Un lecteur non averti se demande bien dans quel genre de manga il est tombé. Le dessin est de nature réaliste, très détaillé, parfois un peu chargé. Les personnages ne sont pas particulièrement sympathiques. Takezo et Matahachi se battent comme des adolescents enragés, sans rien craindre et sans égards pour leurs opposants. Les sabres tranchent, le sang gicle. Ce n'est pas gore, mais c'est violent, brutal et soudain. L'histoire avec Oko et Akemi ne va nulle part. Le retour au village est déconcertant. On ne sait pas très bien pourquoi les soldats mettent un tel acharnement à poursuivre Takezo Shinmen. Les moments plus calmes sont très délassants, avec une attention particulière portée à la nature (par exemple, une très belle case d'un regard s'attardant sur un écureuil).


Pour pouvoir apprécier ce récit, il vaut mieux savoir de quoi il retourne. Takehiko Inoué adapte un roman très célèbre au Japon comprenant 2 tomes : La pierre et le sabre & La parfaite lumière d'Eiji Yoshikawa datant de 1935. Ce roman raconte la vie de Miyamoto Musashi, samourai, auteur du Traité des cinq roues - Gorin-no-sho. Il faut donc avoir conscience qu'il s'agit du premier tome d'une longue adaptation d'un roman lui-même conséquent en termes de pagination, et ayant accédé au rang d'œuvre de référence.


Il vaut mieux savoir également avant de commencer sa lecture que Takezo Shinmen est le nom initial du futur Miyamoto Musashi. Ainsi averti, le lecteur peut alors mieux apprécier le récit. Il sait qu'il ne s'agit que du début d'une longue geste suivant Takezo au fil des années, dans son long apprentissage, dans son cheminement intérieur. L'enjeu pour l'auteur est de donner sa version, son interprétation du roman. Il lui faut commencer par présenter les personnages, et les caractéristiques principales de leur personnalité, ainsi que leur environnement.
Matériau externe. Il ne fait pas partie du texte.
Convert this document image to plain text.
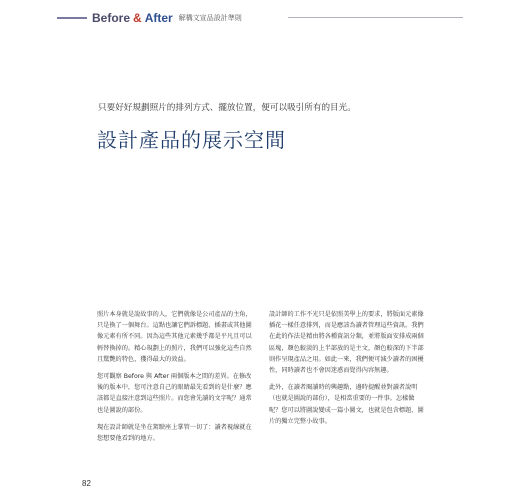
Before & After 解構文宣品設計準則
只要好好規劃照片的排列方式、擺放位置，便可以吸引所有的目光。
設計產品的展示空間

照片本身就是說故事的人，它們就像是公司產品的主角，只是換了一個舞台。這點也讓它們訴標題、插畫或其他圖像元素有所不同。因為這些其他元素幾乎都是平凡且可以輕替換掉的。精心規劃上的照片，我們可以強化這些自然且驚艷的特色，獲得最大的效益。

您可觀察 Before 與 After 兩個版本之間的差異。在修改後的版本中，您可注意自己的眼睛最先看到的是什麼？應該都是直接注意到這些照片。而您會先讀的文字呢？通常也是圖說的部份。

現在設計師就是坐在駕駛座上掌管一切了：讀者視線就在您想要他看到的地方。

設計師的工作不光只是依照美學上的要求，將版面元素像插花一樣任意排列，而是應該為讀者管理這些資訊。我們在此的作法是精由將各種資訊分類，並將版面安排成兩個區塊，顏色較淡的上半部放的是主文，顏色較深的下半部則作呈現產品之用。如此一來，我們便可減少讀者的困擾性，同時讀者也不會因迷惑而覺得內容無趣。

此外，在讀者閱讀時的興趣點，邊時提醒並對讀者說明（也就是圖說的部份），是相當重要的一件事。怎樣做呢？您可以將圖說變成一篇小圖文，也就是包含標題、圖片的獨立完整小故事。

82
Dès le départ, Takehiko Inoué se repose sur les connaissances préalables du lecteur, des évidences culturelles pour un japonais (pour un européen, un peu moins). En particulier, il faut avoir une vague idée de ce que fut la bataille de Sékigahara et de ce qu'elle représente (un petit détour par une encyclopédie en ligne fournit les informations nécessaires). Pour le reste, l'auteur fournit les informations nécessaires au fur et à mesure du récit, au compte-goutte. Il est donc difficile de se faire une idée des personnages principaux en si peu de pages (près de 300 pages quand même, tout est relatif) et il faut avoir à l'esprit qu'il ne s'agit que du tout début du récit.


Pour autant, la narration est fluide et permet d'assimiler les informations progressivement en ce qui concerne les personnages : de Takezo Shinmen à Tenma Tjusikazé, en passant par la grand-mère Osugi Hon'Iden, sans oublier la jeune Otsu. Par contre le lecteur qui ne connaît par "La pierre et le sabre" n'a pas d'indication sur ce qu'il doit retenir ou non.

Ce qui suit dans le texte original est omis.